My concern with the forthcoming Land Bank is that the displacement shell game has the potential to reemerge. If that happens, quick, large-scale development could push out the very residents who provided a modicum of stability to blighted areas. And that would be a shame.
The Boston Marathon Bombing – The April 15 bombing at the Boston Marathon killed three and injured 260, including 16 people who lost limbs. It delivered the kind of message words never could: We are at war, and the violence of faraway battlefields in Afghanistan can come to our shores when we least expect it.
We saw that on the blood-spattered streets at the Boston Marathon’s finish line, where the anguished cries of victims filled the air and severed limbs littered the sidewalks.
But the most important thing about the Boston Marathon was our response, which was especially poignant during the Blue Cross Broad Street Run that took place in Philadelphia two weeks later.
I watched as some 40,000 runners jogged beneath the train trestle at Fishers Lane, a sliver of a street where a grassy hill rises up near the northwest entrance to the Logan subway station. Some ran in silence wearing Boston Red Sox jerseys, while others carried American flags that rippled in the wind.
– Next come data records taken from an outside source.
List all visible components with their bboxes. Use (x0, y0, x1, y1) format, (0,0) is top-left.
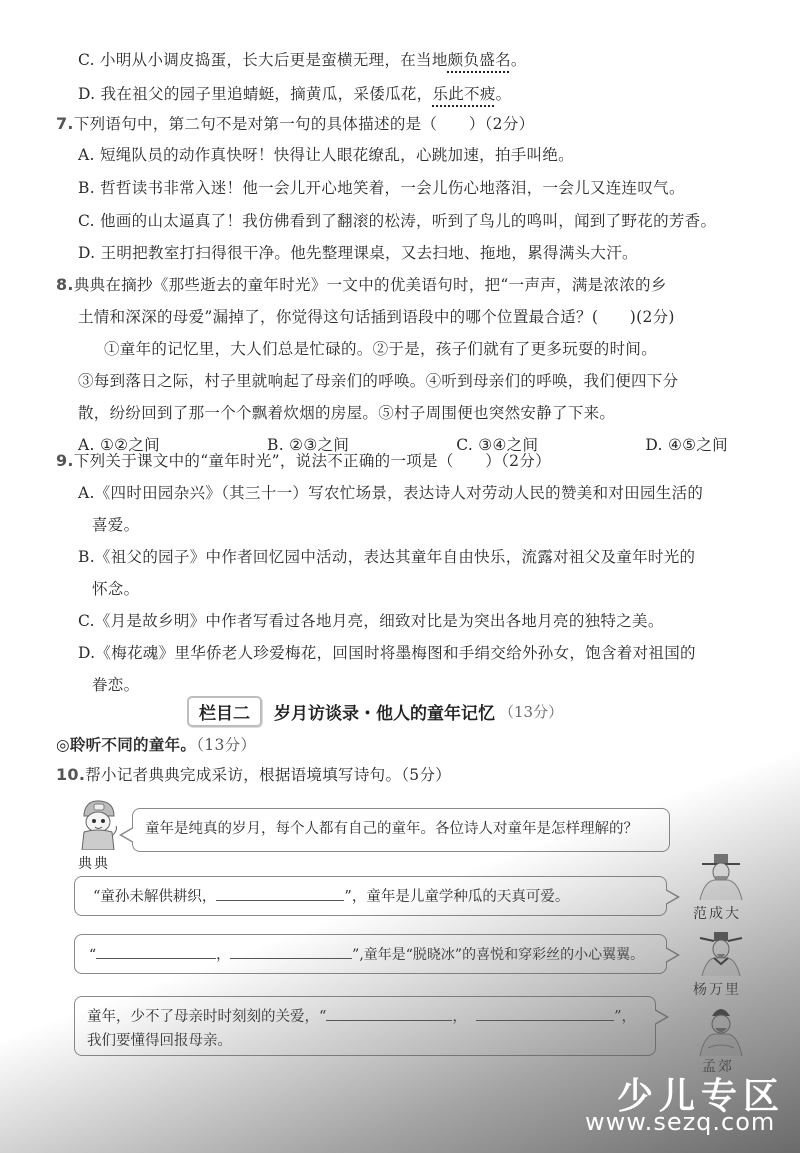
poet-yang-icon (694, 928, 748, 976)
poem-blank-4[interactable] (326, 1006, 452, 1021)
q7-option-c: C. 他画的山太逼真了！我仿佛看到了翻滚的松涛，听到了鸟儿的鸣叫，闻到了野花的芳… (78, 211, 716, 231)
q10-stem: 10.帮小记者典典完成采访，根据语境填写诗句。（5分） (56, 765, 451, 785)
watermark-url: www.sezq.com (585, 1108, 775, 1136)
section-header: 栏目二 岁月访谈录・他人的童年记忆 （13分） (187, 697, 563, 725)
boy-reporter-icon (76, 798, 120, 850)
answer-comment: ”,童年是“脱晓冰”的喜悦和穿彩丝的小心翼翼。 (352, 947, 644, 963)
option-text: C. 小明从小调皮捣蛋，长大后更是蛮横无理，在当地 (78, 51, 448, 69)
q9-option-d-line1: D.《梅花魂》里华侨老人珍爱梅花，回国时将墨梅图和手绢交给外孙女，饱含着对祖国的 (78, 643, 696, 663)
q9-option-c: C.《月是故乡明》中作者写看过各地月亮，细致对比是为突出各地月亮的独特之美。 (78, 611, 664, 631)
poem-blank-1[interactable] (216, 886, 344, 901)
question-text: 下列语句中，第二句不是对第一句的具体描述的是（ ）（2分） (74, 115, 535, 133)
q8-option-d: D. ④⑤之间 (645, 435, 728, 455)
answer-line-1: 童年，少不了母亲时时刻刻的关爱，“， ”， (87, 1006, 643, 1027)
question-number: 9. (56, 451, 74, 470)
close-quote: ”， (614, 1009, 636, 1025)
q7-stem: 7.下列语句中，第二句不是对第一句的具体描述的是（ ）（2分） (56, 114, 534, 134)
poet-meng-icon (694, 1004, 748, 1056)
question-number: 10. (56, 765, 85, 784)
section-title-text: 岁月访谈录・他人的童年记忆 (274, 699, 495, 724)
q8-stem-line1: 8.典典在摘抄《那些逝去的童年时光》一文中的优美语句时，把“一声声，满是浓浓的乡 (56, 275, 667, 295)
subsection-score: （13分） (196, 736, 256, 754)
answer-bubble-yang: “，”,童年是“脱晓冰”的喜悦和穿彩丝的小心翼翼。 (74, 934, 667, 974)
q8-passage-line2: ③每到落日之际，村子里就响起了母亲们的呼唤。④听到母亲们的呼唤，我们便四下分 (78, 371, 678, 391)
poet-fan-icon (694, 852, 748, 900)
answer-bubble-fan: “童孙未解供耕织，”，童年是儿童学种瓜的天真可爱。 (74, 876, 667, 916)
poet-portrait-meng (694, 1004, 748, 1056)
subsection-title: 聆听不同的童年。 (70, 736, 196, 754)
q6-option-d: D. 我在祖父的园子里追蜻蜓，摘黄瓜，采倭瓜花，乐此不疲。 (78, 84, 511, 104)
option-suffix: 。 (511, 51, 527, 69)
poem-blank-3[interactable] (230, 944, 352, 959)
poet-name-fan: 范成大 (693, 903, 741, 923)
emphasized-phrase: 颇负盛名 (448, 51, 511, 69)
poet-portrait-yang (694, 928, 748, 976)
poem-given-line: “童孙未解供耕织， (93, 889, 216, 905)
circle-mark-icon: ◎ (56, 736, 70, 754)
poem-blank-5[interactable] (476, 1006, 614, 1021)
q7-option-d: D. 王明把教室打扫得很干净。他先整理课桌，又去扫地、拖地，累得满头大汗。 (78, 243, 638, 263)
question-text: 典典在摘抄《那些逝去的童年时光》一文中的优美语句时，把“一声声，满是浓浓的乡 (74, 276, 667, 294)
section-label-box: 栏目二 (187, 696, 262, 727)
q8-passage-line3: 散，纷纷回到了那一个个飘着炊烟的房屋。⑤村子周围便也突然安静了下来。 (78, 403, 615, 423)
option-suffix: 。 (496, 85, 512, 103)
q8-stem-line2: 土情和深深的母爱”漏掉了，你觉得这句话插到语段中的哪个位置最合适？( )(2分) (78, 307, 675, 327)
interviewer-question-bubble: 童年是纯真的岁月，每个人都有自己的童年。各位诗人对童年是怎样理解的？ (132, 808, 670, 852)
subsection-heading: ◎聆听不同的童年。（13分） (56, 735, 256, 755)
question-text: 帮小记者典典完成采访，根据语境填写诗句。（5分） (85, 766, 451, 784)
poem-blank-2[interactable] (96, 944, 216, 959)
q9-option-a-line2: 喜爱。 (92, 515, 139, 535)
q9-option-b-line2: 怀念。 (92, 579, 139, 599)
question-number: 7. (56, 114, 74, 133)
q8-passage-line1: ①童年的记忆里，大人们总是忙碌的。②于是，孩子们就有了更多玩耍的时间。 (104, 339, 657, 359)
q7-option-a: A. 短绳队员的动作真快呀！快得让人眼花缭乱，心跳加速，拍手叫绝。 (78, 145, 574, 165)
poet-portrait-fan (694, 852, 748, 900)
question-text: 下列关于课文中的“童年时光”，说法不正确的一项是（ ）（2分） (74, 452, 551, 470)
open-quote: “ (89, 947, 96, 963)
answer-bubble-meng: 童年，少不了母亲时时刻刻的关爱，“， ”， 我们要懂得回报母亲。 (74, 996, 656, 1056)
q9-option-a-line1: A.《四时田园杂兴》（其三十一）写农忙场景，表达诗人对劳动人民的赞美和对田园生活… (78, 483, 703, 503)
corner-shade-overlay (0, 0, 800, 1153)
answer-lead-in: 童年，少不了母亲时时刻刻的关爱，“ (87, 1009, 326, 1025)
option-text: D. 我在祖父的园子里追蜻蜓，摘黄瓜，采倭瓜花， (78, 85, 432, 103)
q9-option-d-line2: 眷恋。 (92, 675, 139, 695)
poet-name-yang: 杨万里 (693, 979, 741, 999)
interviewer-name: 典典 (78, 853, 110, 873)
comma: ， (452, 1009, 467, 1025)
emphasized-phrase: 乐此不疲 (432, 85, 495, 103)
answer-line-2: 我们要懂得回报母亲。 (87, 1031, 643, 1051)
q6-option-c: C. 小明从小调皮捣蛋，长大后更是蛮横无理，在当地颇负盛名。 (78, 50, 527, 70)
q9-stem: 9.下列关于课文中的“童年时光”，说法不正确的一项是（ ）（2分） (56, 451, 551, 471)
q9-option-b-line1: B.《祖父的园子》中作者回忆园中活动，表达其童年自由快乐，流露对祖父及童年时光的 (78, 547, 695, 567)
section-score: （13分） (499, 701, 563, 722)
interviewer-avatar (76, 798, 120, 850)
question-number: 8. (56, 275, 74, 294)
comma: ， (216, 947, 230, 963)
answer-comment: ”，童年是儿童学种瓜的天真可爱。 (344, 889, 569, 905)
q7-option-b: B. 哲哲读书非常入迷！他一会儿开心地笑着，一会儿伤心地落泪，一会儿又连连叹气。 (78, 178, 685, 198)
interviewer-question: 童年是纯真的岁月，每个人都有自己的童年。各位诗人对童年是怎样理解的？ (145, 821, 638, 837)
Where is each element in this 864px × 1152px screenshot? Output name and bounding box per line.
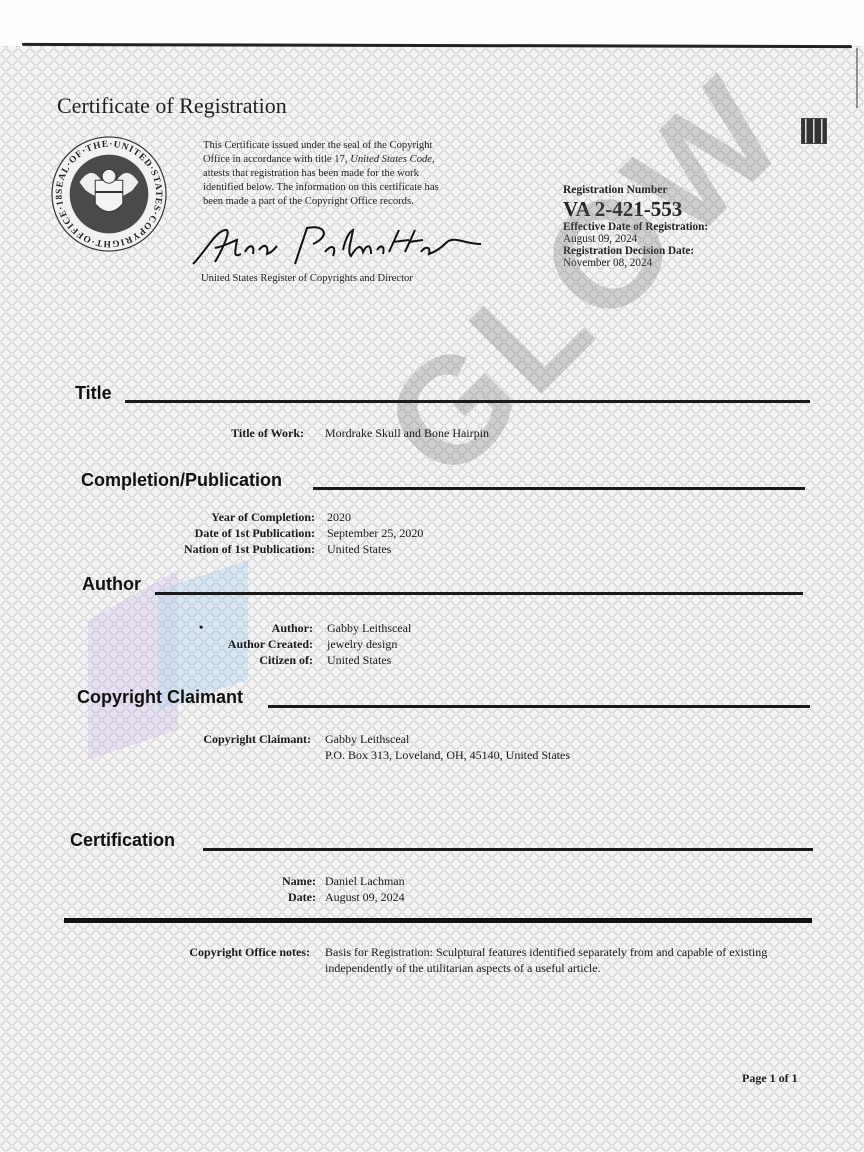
title-of-work-value: Mordrake Skull and Bone Hairpin xyxy=(325,425,489,441)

There was Kathy Brooks, who stood on the sidewalk wearing an encouraging smile and holding a large sign that simply read, “Go Fels! We heart Boston.”
I asked Brooks why she was holding the sign.
“Because of what happened at the Marathon,” she said. “We’re supporting. I’m supporting.”
Runners of all hues and backgrounds united in a single purpose that day, and for one morning on the streets of Philadelphia, they showed all of us what is possible in America.
I hope that spirit will follow us into 2014.